In contrast to the other women's monastery in Iceland, Reynistaðarklaustur (1295–1563), which was placed under the authority of the Bishop of Hólar, at Kirkjubæjar Abbey the Abbess was left in full authority over the community, free of episcopal oversight.

==History==
The Abbey was founded in 1186. The first abbess was Halldóra Eyjólfsdóttir, who died in 1210. The abbey was regarded as a center of culture and literature.

In the mid-14th-century, the abbey was given a name of being in opposition to the Pope. A nun named Karin or Kristin held what was heretic sermons in the convent. She was put on trial on charges of having sold her soul to the Devil, of carrying the Blessed Sacrament outside the church, having carnal knowledge with men and speaking blasphemously of the Pope. She was sentenced guilty as charged of heresy and fornication and executed by burning. This event reportedly occurred in 1343. This event became the subject of legend and the nun in question was split in two: one executed for fornication, and the other one for heresy. After the Icelandic Reformation, the latter nun was vindicated, and flowers are said to bloom on her grave, but not that of the first nun.
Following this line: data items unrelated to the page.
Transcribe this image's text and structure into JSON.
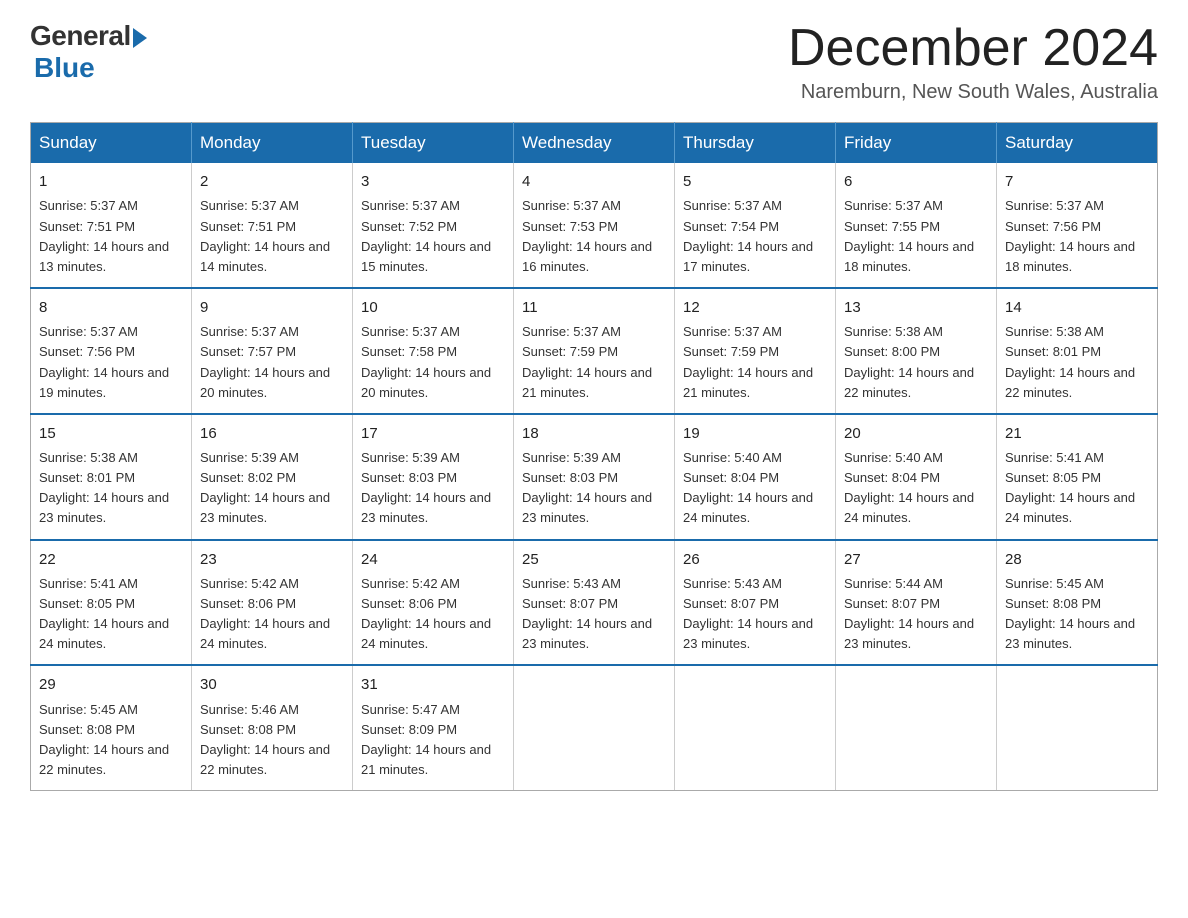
{
  "logo": {
    "general": "General",
    "blue": "Blue"
  },
  "title": "December 2024",
  "subtitle": "Naremburn, New South Wales, Australia",
  "weekdays": [
    "Sunday",
    "Monday",
    "Tuesday",
    "Wednesday",
    "Thursday",
    "Friday",
    "Saturday"
  ],
  "weeks": [
    [
      {
        "day": "1",
        "sunrise": "5:37 AM",
        "sunset": "7:51 PM",
        "daylight": "14 hours and 13 minutes."
      },
      {
        "day": "2",
        "sunrise": "5:37 AM",
        "sunset": "7:51 PM",
        "daylight": "14 hours and 14 minutes."
      },
      {
        "day": "3",
        "sunrise": "5:37 AM",
        "sunset": "7:52 PM",
        "daylight": "14 hours and 15 minutes."
      },
      {
        "day": "4",
        "sunrise": "5:37 AM",
        "sunset": "7:53 PM",
        "daylight": "14 hours and 16 minutes."
      },
      {
        "day": "5",
        "sunrise": "5:37 AM",
        "sunset": "7:54 PM",
        "daylight": "14 hours and 17 minutes."
      },
      {
        "day": "6",
        "sunrise": "5:37 AM",
        "sunset": "7:55 PM",
        "daylight": "14 hours and 18 minutes."
      },
      {
        "day": "7",
        "sunrise": "5:37 AM",
        "sunset": "7:56 PM",
        "daylight": "14 hours and 18 minutes."
      }
    ],
    [
      {
        "day": "8",
        "sunrise": "5:37 AM",
        "sunset": "7:56 PM",
        "daylight": "14 hours and 19 minutes."
      },
      {
        "day": "9",
        "sunrise": "5:37 AM",
        "sunset": "7:57 PM",
        "daylight": "14 hours and 20 minutes."
      },
      {
        "day": "10",
        "sunrise": "5:37 AM",
        "sunset": "7:58 PM",
        "daylight": "14 hours and 20 minutes."
      },
      {
        "day": "11",
        "sunrise": "5:37 AM",
        "sunset": "7:59 PM",
        "daylight": "14 hours and 21 minutes."
      },
      {
        "day": "12",
        "sunrise": "5:37 AM",
        "sunset": "7:59 PM",
        "daylight": "14 hours and 21 minutes."
      },
      {
        "day": "13",
        "sunrise": "5:38 AM",
        "sunset": "8:00 PM",
        "daylight": "14 hours and 22 minutes."
      },
      {
        "day": "14",
        "sunrise": "5:38 AM",
        "sunset": "8:01 PM",
        "daylight": "14 hours and 22 minutes."
      }
    ],
    [
      {
        "day": "15",
        "sunrise": "5:38 AM",
        "sunset": "8:01 PM",
        "daylight": "14 hours and 23 minutes."
      },
      {
        "day": "16",
        "sunrise": "5:39 AM",
        "sunset": "8:02 PM",
        "daylight": "14 hours and 23 minutes."
      },
      {
        "day": "17",
        "sunrise": "5:39 AM",
        "sunset": "8:03 PM",
        "daylight": "14 hours and 23 minutes."
      },
      {
        "day": "18",
        "sunrise": "5:39 AM",
        "sunset": "8:03 PM",
        "daylight": "14 hours and 23 minutes."
      },
      {
        "day": "19",
        "sunrise": "5:40 AM",
        "sunset": "8:04 PM",
        "daylight": "14 hours and 24 minutes."
      },
      {
        "day": "20",
        "sunrise": "5:40 AM",
        "sunset": "8:04 PM",
        "daylight": "14 hours and 24 minutes."
      },
      {
        "day": "21",
        "sunrise": "5:41 AM",
        "sunset": "8:05 PM",
        "daylight": "14 hours and 24 minutes."
      }
    ],
    [
      {
        "day": "22",
        "sunrise": "5:41 AM",
        "sunset": "8:05 PM",
        "daylight": "14 hours and 24 minutes."
      },
      {
        "day": "23",
        "sunrise": "5:42 AM",
        "sunset": "8:06 PM",
        "daylight": "14 hours and 24 minutes."
      },
      {
        "day": "24",
        "sunrise": "5:42 AM",
        "sunset": "8:06 PM",
        "daylight": "14 hours and 24 minutes."
      },
      {
        "day": "25",
        "sunrise": "5:43 AM",
        "sunset": "8:07 PM",
        "daylight": "14 hours and 23 minutes."
      },
      {
        "day": "26",
        "sunrise": "5:43 AM",
        "sunset": "8:07 PM",
        "daylight": "14 hours and 23 minutes."
      },
      {
        "day": "27",
        "sunrise": "5:44 AM",
        "sunset": "8:07 PM",
        "daylight": "14 hours and 23 minutes."
      },
      {
        "day": "28",
        "sunrise": "5:45 AM",
        "sunset": "8:08 PM",
        "daylight": "14 hours and 23 minutes."
      }
    ],
    [
      {
        "day": "29",
        "sunrise": "5:45 AM",
        "sunset": "8:08 PM",
        "daylight": "14 hours and 22 minutes."
      },
      {
        "day": "30",
        "sunrise": "5:46 AM",
        "sunset": "8:08 PM",
        "daylight": "14 hours and 22 minutes."
      },
      {
        "day": "31",
        "sunrise": "5:47 AM",
        "sunset": "8:09 PM",
        "daylight": "14 hours and 21 minutes."
      },
      null,
      null,
      null,
      null
    ]
  ]
}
The Systrastapi (Sister's rock) is where one of the nuns of the Abbey was buried after being burned at the stake.

In 1402, most of the abbey's servants and many nuns died of the plague, and the nuns themselves were, for a period, forced to tend to the cattle. This they are said to have done badly, as the majority of them were from wealthy families and unused to manual labor.

===Dissolution===
During the Icelandic Reformation, Kirkjubæjar Abbey was declared dissolved and the property of the king and banned from accepting new novices, but the former nuns were allowed to remain in the building if they wished. At the time of the reformation, the reformation bishop Gissur Einarsson had two relatives in the convent, as his sister was a nun there and his aunt its abbess.

The former nuns are last mentioned in 1544, when six of them, Guðríður, Oddný (sister of the reformation bishop Gissur Einarsson) Arnleif, Ástríður, Margrét and Valgerður were still in residence in the abbey buildings with their abbess Halldóra Sigvaldadóttir.

==Legacy==
The place names of Systrafoss ('Waterfall of the Sisters') and of Lake Systravatn ('Water of the Sisters') in the mountains above the village refer to this abbey. Folk tales illustrate history with stories about both good and bad nuns.

Systravatn also has a legend related to the cloister. The nuns traditionally bathed in the lake, and one day two nuns saw a hand with a gold ring extending from the water. When they tried to seize the ring, they were dragged below the water and drowned.